Nell’agosto del 1957 Carl Seeling riceve per posta una vecchia scatola da scarpe contenente manoscritti e testi a stampa. Dentro ci sono anche 526 fogli coperti da una scrittura illeggibile vergata a matita. Glieli spedisce Hans Steiner, assistente medico della clinica psichiatrica di Herisau, nel Canton Appenzello, Svizzera. Appartenevano a Robert Walser morto il giorno di Natale d’anno precedente. Seeling è l’erede letterario dello scrittore, l’uomo che l’ha accompagnato per vent’anni nelle sue passeggiate, di cui ha reso conto in un’opera inconsueta, Passeggiate con Robert Walser (Adelphi). Lo scrittore e mecenate zurighese non è stato presente al decesso dell’amico, avvenuta nel corso di una passeggiata solitaria, tuttavia la descrive ugualmente nelle pagine finali del libro: “A un tratto, ecco il cuore del viandante comincia a interrompere il suo battito. La testa gli gira. È certamente un segno dell’arteriosclerosi da vecchiaia di cui una volta gli aveva parlato il medico, ammonendolo che deve saper usare prudenza nelle passeggiate (…) Cade di schianto di schiena, porta la mano destra al cuore e rimane immobile. L’immobilità della morte”. Lo ritrovano due scolaretti di una fattoria vicina venuti a veder sugli sci chi giace nella neve.

 

I foglietti della scatola costituiscono quella che qualche tempo dopo Jochen Greven definirà i “microgrammi”. Scrittura segreta, indecifrabile, una sorta di camuffamento calligrafico inventato dall’autore, scriverà Seeling su una rivista svizzera nel 1957, decretandone l’illeggibilità.
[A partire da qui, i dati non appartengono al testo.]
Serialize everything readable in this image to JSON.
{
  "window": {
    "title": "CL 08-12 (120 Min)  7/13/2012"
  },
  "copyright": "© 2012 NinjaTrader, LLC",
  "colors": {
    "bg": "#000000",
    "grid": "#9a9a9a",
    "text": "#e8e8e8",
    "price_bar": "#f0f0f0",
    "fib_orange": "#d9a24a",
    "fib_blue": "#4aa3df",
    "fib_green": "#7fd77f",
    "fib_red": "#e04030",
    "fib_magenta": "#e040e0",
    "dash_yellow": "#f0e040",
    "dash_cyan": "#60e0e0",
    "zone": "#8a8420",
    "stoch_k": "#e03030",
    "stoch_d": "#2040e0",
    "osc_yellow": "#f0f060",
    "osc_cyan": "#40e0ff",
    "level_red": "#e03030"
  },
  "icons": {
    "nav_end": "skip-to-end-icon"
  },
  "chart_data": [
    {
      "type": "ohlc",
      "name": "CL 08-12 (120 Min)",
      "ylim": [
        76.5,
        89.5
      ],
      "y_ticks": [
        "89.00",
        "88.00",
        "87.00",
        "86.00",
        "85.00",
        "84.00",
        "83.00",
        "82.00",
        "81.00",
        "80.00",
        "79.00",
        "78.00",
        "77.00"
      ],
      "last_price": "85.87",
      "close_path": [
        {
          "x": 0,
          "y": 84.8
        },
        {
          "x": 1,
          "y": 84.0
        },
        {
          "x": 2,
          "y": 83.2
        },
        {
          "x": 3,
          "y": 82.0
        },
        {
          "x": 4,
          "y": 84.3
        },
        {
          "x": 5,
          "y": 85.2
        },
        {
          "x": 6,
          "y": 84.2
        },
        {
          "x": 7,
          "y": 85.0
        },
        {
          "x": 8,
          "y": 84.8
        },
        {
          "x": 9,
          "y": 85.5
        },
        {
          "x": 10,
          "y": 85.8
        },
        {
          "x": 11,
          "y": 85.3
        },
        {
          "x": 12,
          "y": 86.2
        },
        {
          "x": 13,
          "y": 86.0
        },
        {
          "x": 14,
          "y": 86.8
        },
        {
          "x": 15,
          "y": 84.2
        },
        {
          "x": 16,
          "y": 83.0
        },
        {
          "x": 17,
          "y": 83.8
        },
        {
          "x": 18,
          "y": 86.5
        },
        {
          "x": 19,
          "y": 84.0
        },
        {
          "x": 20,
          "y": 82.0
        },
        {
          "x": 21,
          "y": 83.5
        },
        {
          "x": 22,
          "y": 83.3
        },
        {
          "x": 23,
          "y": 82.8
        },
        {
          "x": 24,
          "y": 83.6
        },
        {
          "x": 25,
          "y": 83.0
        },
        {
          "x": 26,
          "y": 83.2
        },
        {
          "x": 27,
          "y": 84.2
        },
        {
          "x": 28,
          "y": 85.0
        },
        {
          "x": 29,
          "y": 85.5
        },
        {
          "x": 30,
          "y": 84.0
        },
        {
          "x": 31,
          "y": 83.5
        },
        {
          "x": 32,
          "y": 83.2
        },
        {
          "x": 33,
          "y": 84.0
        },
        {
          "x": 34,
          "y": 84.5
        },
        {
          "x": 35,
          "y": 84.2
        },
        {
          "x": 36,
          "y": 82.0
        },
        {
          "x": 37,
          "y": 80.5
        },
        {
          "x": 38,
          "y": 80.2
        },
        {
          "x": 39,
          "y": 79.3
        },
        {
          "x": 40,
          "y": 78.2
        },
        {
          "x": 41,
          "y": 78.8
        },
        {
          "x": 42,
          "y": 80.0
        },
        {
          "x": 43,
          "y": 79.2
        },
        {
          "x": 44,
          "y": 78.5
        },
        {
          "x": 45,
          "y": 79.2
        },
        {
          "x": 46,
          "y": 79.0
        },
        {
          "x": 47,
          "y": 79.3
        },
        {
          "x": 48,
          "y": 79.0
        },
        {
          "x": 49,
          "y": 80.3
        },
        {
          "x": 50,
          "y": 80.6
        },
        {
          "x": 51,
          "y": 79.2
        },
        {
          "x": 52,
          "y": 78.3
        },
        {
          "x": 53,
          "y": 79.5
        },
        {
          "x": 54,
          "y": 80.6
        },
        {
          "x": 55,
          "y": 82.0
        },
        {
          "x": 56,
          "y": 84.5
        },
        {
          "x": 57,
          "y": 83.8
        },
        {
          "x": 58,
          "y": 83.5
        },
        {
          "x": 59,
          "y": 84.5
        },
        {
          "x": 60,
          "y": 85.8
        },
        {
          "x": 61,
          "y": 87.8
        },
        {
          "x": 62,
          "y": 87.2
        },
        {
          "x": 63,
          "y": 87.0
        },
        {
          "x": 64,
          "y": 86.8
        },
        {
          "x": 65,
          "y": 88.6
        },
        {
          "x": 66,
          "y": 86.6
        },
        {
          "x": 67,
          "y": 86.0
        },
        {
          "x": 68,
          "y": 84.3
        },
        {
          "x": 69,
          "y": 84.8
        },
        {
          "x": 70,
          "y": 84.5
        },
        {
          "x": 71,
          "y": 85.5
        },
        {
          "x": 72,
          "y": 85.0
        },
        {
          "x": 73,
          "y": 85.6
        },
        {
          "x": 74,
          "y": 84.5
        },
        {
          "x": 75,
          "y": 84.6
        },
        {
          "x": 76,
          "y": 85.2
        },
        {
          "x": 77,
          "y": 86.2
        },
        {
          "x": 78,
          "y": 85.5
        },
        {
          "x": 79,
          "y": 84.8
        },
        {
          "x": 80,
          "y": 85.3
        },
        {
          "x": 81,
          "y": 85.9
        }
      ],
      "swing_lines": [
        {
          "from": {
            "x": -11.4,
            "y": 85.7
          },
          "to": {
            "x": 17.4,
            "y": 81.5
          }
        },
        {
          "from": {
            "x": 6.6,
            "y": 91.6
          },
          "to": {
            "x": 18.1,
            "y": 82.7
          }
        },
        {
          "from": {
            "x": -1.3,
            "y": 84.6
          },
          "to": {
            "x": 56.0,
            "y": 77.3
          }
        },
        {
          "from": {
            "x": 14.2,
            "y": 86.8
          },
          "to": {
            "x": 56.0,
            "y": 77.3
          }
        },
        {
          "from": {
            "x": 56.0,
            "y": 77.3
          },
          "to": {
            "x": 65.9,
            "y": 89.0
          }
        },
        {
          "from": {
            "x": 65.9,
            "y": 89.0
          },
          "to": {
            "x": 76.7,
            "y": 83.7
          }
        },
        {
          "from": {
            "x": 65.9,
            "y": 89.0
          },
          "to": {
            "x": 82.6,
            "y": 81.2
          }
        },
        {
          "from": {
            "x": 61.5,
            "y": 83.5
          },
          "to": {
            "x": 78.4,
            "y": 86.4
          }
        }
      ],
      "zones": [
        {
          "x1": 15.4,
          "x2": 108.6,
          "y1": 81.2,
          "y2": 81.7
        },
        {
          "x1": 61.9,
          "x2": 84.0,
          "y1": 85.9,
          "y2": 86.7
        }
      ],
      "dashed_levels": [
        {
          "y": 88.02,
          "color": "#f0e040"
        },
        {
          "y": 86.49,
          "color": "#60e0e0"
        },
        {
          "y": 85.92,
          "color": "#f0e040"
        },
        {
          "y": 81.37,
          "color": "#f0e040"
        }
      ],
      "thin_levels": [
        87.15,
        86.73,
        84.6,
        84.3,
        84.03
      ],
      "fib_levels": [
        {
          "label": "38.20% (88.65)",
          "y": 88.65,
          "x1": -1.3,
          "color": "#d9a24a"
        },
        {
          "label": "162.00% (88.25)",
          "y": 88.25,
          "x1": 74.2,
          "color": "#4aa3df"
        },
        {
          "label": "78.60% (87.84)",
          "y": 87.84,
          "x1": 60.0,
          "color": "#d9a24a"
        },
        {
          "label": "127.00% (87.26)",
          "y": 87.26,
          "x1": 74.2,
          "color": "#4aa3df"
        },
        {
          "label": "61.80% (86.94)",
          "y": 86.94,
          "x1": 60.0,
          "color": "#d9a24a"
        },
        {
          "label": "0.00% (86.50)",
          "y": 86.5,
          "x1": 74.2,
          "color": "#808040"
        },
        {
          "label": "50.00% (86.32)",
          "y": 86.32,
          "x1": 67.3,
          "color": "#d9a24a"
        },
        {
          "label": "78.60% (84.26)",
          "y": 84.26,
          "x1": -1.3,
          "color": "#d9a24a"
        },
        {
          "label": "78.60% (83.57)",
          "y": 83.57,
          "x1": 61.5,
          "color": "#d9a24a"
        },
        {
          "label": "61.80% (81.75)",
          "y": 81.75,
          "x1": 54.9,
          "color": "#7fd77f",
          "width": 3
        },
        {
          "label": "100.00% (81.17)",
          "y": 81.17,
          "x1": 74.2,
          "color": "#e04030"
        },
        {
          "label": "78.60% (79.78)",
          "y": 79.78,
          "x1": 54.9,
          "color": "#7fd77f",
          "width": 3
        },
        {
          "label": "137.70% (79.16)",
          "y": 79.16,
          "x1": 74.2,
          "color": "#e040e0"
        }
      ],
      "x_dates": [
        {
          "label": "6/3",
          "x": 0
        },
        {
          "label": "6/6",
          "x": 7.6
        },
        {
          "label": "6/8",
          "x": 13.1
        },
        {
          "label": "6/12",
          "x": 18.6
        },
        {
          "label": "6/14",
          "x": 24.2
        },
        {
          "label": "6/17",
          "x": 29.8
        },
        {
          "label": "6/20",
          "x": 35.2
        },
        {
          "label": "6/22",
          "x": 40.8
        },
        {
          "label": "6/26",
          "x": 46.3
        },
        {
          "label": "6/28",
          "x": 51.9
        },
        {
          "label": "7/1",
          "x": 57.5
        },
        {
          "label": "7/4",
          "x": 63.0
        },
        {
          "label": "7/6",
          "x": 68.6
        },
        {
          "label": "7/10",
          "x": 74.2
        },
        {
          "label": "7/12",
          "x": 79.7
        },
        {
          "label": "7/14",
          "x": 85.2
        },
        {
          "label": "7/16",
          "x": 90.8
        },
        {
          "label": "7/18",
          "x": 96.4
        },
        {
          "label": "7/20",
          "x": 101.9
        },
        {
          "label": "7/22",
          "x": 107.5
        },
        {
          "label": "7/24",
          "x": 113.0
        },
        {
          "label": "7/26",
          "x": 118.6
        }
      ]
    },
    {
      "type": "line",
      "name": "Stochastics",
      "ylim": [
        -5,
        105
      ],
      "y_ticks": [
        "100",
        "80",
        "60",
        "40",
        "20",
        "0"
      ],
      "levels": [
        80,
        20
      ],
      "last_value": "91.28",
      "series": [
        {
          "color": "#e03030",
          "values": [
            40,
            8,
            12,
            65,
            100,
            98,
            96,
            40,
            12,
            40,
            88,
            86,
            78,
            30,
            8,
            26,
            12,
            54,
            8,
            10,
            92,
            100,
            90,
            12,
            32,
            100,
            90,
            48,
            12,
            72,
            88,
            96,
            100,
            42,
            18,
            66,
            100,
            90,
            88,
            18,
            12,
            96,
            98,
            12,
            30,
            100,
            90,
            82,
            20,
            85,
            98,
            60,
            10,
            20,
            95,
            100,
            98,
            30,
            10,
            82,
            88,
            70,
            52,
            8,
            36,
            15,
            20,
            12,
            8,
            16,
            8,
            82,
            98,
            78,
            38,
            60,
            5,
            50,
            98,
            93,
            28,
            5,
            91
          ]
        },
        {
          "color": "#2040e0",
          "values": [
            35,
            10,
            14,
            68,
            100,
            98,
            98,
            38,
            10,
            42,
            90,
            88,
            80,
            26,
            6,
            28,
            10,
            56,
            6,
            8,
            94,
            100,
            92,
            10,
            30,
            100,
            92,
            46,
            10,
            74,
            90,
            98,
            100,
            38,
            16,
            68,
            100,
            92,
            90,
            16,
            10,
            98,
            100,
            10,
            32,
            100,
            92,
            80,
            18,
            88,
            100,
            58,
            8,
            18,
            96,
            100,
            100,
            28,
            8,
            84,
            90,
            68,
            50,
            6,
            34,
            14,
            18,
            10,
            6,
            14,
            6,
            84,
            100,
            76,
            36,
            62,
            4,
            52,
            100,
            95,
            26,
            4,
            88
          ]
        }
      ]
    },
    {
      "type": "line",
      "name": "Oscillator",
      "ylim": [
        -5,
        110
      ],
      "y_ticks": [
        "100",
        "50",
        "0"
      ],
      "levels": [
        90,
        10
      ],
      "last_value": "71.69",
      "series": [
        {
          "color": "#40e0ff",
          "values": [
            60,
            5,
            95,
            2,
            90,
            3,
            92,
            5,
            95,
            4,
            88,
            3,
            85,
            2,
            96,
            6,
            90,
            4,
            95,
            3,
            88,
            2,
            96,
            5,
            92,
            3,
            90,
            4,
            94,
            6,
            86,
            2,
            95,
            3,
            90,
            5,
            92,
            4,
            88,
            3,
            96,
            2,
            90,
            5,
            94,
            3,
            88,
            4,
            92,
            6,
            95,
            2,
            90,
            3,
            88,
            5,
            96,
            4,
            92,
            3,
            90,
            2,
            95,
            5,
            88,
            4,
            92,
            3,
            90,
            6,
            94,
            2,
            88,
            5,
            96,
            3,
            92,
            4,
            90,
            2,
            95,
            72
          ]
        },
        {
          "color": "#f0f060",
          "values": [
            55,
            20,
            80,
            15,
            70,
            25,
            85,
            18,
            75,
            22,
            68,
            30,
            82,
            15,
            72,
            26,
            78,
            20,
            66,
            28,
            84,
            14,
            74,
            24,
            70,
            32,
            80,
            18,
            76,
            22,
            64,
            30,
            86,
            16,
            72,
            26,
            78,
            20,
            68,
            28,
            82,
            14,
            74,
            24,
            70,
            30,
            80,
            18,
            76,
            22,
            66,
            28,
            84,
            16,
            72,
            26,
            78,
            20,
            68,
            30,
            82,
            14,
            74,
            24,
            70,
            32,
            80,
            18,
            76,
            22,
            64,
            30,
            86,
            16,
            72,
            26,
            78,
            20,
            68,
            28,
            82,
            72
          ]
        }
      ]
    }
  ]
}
Sarà invece Greven, insieme con Martin Jürgens, a decifrare quei segni calligrafici minuscoli, sottili, quasi invisibili, traendone, tra molte cose, anche un romanzo, forse il più autobiografico, Il brigante, oltre a racconti e prose sparse. Quasi trenta anni dopo, tra il 1980 e il 2000 verranno pubblicati in tedesco contribuendo alla leggenda di questo scrittore, “il più solitario tra tutti i poeti solitari”, come lo definisce W. G. Sebald.

 

Chi va ora a Mendrisio nel locale museo potrà vedere questi fogli esposti in una mostra esemplare dedicata all’autore svizzero nato nel 1878 a Bienne (Robert Walser: i microgrammi, Casa Croci). Sono retri di buste, parti di lettere, fogli di recupero, coperti da una scrittura serrata, fitta, a volte su colonne strette, a volte distesa a piena pagina, come se un insetto avesse strisciato sull’intero foglio lasciando dietro di sé una striscia di grafite sottile, densa, eppure sempre leggera e impalpabile. Walser ha definito questa scrittura con la parola Bleistftgebeit, ovvero “il territorio della matita”, o “il Paese del Lapis”, come la rende Sebald nel suo Il passeggiatore solitario (Adelphi). In una lettera del 1927, indirizzata al critico letterario Max Rychenr, Walser aveva spiegato che il suo era “il metodo della matita”, un modo di procedere che gli permetteva, rispetto alla scrittura a penna, una maggior libertà. Lavora con il lapis, scrivendo racconti o poesie, poi trascrive a penna, a volte anche modificando, cambiando, correggendo. Una sorta di doppia scrittura, “in brutta”, si potrebbe quasi dire, e una “in bella”, che ricorda quello di alcuni dei suoi personaggi.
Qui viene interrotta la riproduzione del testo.